Alors que vient de se terminer la période des Fêtes avec tous ses excès, la Conférence des participants sur la biodiversité qui s’est pourtant tenue en décembre à Montréal n’a certainement pas fait partie des discours familiaux de la majorité au Québec.

L’humain doit d’abord voir à l’humain. Mais depuis un moment, nous réalisons que nous devons aussi ajouter « et à son environnement ». Il faut, à la manière de Fairchild, trouver ce qui permet de progresser sans nuire, en préservant un équilibre, en développant un sens de la communauté, des interrelations.

Au-delà de l’environnement

La précédente affirmation peut s’apparenter à un vœu pieu, mais il ne peut être aussi concret que dans le mandat de santé de la population.
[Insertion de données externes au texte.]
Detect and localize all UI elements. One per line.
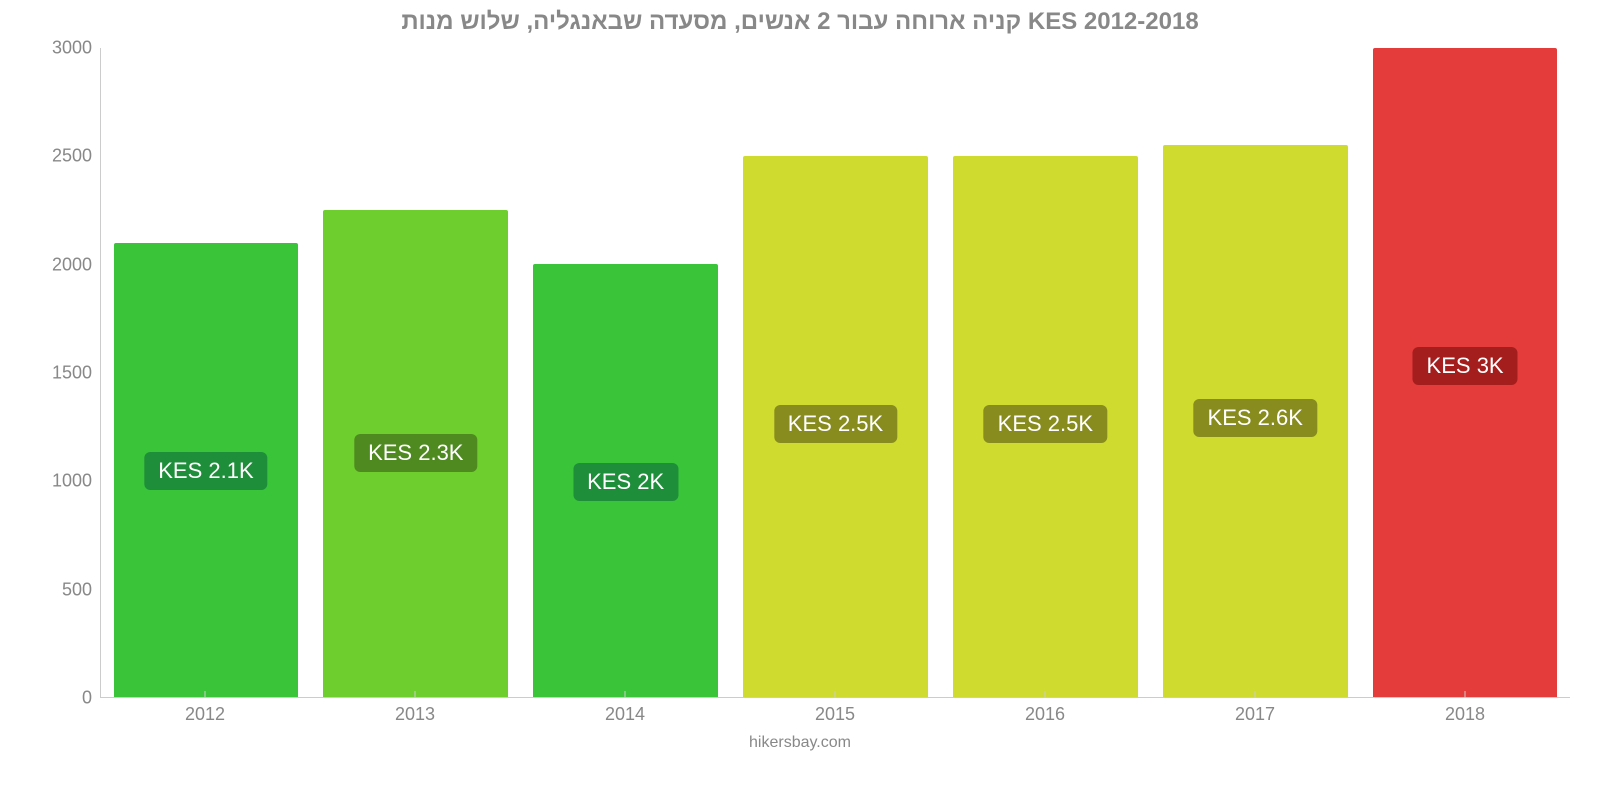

Il existe partout dans le monde des connaissances sur la santé des individus qu’il faut répertorier et offrir au plus grand nombre. Et pour reprendre la maxime première de notre Loi sur les services de santé et les services sociaux : ajouter de la vie, de la santé à la vie et du bien-être à la santé. Ceci exige et implique une intégration harmonieuse de principes de développement humain et économique. Non pas la science au service de l’économie, mais l’économie au service de la science dans le but de servir l’humain.

On cite souvent dans le réseau de la santé l’objectif de mettre le patient au centre du système. Cette vision de service individualisé devrait par ailleurs inclure le fait que c’est une ou des communautés que l’on doit servir, et pas le seul individu.

Le bien-être du grand nombre ne peut venir par une personnalisation à l’extrême. Ceci exigerait une quantité de ressources que notre écosystème ne possède pas, une surconsommation qui ne peut être pérenne.

À l’instar de bien des débats sociaux, il faut accepter en santé de confronter volontés individuelles et collectives. Planter, à l’exemple de Fairchild, des espèces en mesure de subvenir aux besoins du plus grand nombre tout en développant aussi des spécialités rares et simplement belles, accepter que des décisions assurant les collectivismes exigent des efforts de chacun et de tous et pas seulement l’expression de droits individuels.

En médecine, il faut songer à revoir la priorisation de certains programmes, bâtir l’équilibre entre les soins nécessaires pour chaque individu et ceux qui s’adressent au plus grand nombre. Il faut surtout continuer à développer la science avec les données recueillies de chaque cas, semer les fondements de principes que seuls les grands nombres prouveront, agir avec assurance, mais aussi avec précaution pour offrir la meilleure expérience de vie en santé, en bien-être.

Avec ces grands principes doivent venir des actions concrètes pour confirmer au quotidien notre intention de progresser ensemble, avec le dessein de faire avancer l’espérance de vie de chacun et de l’ensemble de la population. Les réformes, de toute époque, ne doivent pas servir la preuve du meilleur gouvernement, mais du meilleur moyen de servir nos volontés collectives, si tant est que nous soyons encore capables de vouloir ensemble et pas seulement en fonction de motifs intéressés.

Parlant de ses plantes, Fairchild disait qu’il devait s’en occuper seul ou avec quelqu’un qui se soucie d’elles. Ainsi, agir en bon parent, avec bienveillance, avec les besoins de l’un et de tous en tête. Je nous souhaite donc un jardin qui puisse profiter de la diversité, de l’inclusion et du bon sens pour 2023 et les années à venir. Parce que voir un jardin arriver à maturité prend du temps et une patience que notre société a perdue en même temps que la vertu de ses jardiniers.